I keep my eyes closed. The car hit something, it did, I swear. The humming of the engine has stopped. I can't tell what exactly happened. I just sit tight in my seat thanking the god, that I do not believe in, for still being able to breathe. The seat belt has burned its pattern into my chest, or so it feels like, and I can sense how the front of the car is tipping, not resting entirely on the road. 

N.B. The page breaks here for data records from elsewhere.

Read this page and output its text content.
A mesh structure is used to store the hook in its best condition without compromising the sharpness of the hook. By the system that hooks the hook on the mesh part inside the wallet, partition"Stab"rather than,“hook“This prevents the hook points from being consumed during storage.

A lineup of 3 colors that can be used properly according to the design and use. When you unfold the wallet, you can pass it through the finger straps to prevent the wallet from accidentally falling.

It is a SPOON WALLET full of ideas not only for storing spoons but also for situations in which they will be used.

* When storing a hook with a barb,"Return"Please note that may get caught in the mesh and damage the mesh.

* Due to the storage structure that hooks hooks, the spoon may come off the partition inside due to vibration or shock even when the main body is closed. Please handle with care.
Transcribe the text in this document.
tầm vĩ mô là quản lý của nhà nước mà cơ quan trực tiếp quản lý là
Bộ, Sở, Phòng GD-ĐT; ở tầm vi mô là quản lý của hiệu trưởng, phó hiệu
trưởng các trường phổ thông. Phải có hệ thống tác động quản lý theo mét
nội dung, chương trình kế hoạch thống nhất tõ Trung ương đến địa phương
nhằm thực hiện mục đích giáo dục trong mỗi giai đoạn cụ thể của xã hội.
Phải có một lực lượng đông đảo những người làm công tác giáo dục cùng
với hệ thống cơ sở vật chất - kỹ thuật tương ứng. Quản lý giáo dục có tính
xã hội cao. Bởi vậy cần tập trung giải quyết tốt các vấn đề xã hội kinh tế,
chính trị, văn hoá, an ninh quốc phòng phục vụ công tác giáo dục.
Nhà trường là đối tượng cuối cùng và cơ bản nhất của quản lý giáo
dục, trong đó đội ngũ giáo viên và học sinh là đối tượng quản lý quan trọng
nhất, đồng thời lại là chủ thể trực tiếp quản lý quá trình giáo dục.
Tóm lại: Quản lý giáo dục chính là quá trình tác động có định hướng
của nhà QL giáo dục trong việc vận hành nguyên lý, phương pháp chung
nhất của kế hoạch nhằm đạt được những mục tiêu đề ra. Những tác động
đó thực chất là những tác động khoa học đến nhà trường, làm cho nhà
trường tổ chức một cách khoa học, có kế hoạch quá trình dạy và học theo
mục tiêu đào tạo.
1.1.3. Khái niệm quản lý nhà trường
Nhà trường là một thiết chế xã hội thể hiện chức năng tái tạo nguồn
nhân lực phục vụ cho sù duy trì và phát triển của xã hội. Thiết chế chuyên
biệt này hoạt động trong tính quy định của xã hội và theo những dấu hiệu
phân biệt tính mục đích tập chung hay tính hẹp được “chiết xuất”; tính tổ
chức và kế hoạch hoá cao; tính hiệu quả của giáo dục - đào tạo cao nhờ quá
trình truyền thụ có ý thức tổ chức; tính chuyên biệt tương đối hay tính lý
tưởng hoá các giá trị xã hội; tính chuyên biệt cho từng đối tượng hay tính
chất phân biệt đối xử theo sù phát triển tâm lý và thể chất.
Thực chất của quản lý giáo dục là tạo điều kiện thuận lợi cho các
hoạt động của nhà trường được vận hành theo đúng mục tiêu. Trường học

I force myself to take a small glimpse of the outside world. At first I see tires. Two. On the road, just lying there. Then I see oil and pieces of metal, pieces of car spread all over. I see my own reflection in the windshield but hardly recognize myself. I hardly recognize any of it. This world is different. New to me, but so obviously used and already spoiled. A smell of oil is in the air tonight. 

"Ungh."
The seat belt slithers back into the side of the car as I unplug it and open the door and leave my heavily armored savior behind. The smell is getting thicker and so is my guilt and the shame and the pounding in my head promising me that something was most definitely struck by this man made killer machine as I had reached for my phone when it rang. It isn't ringing anymore. The only sound is the sound of blood pumping in my veins and out of my thigh. 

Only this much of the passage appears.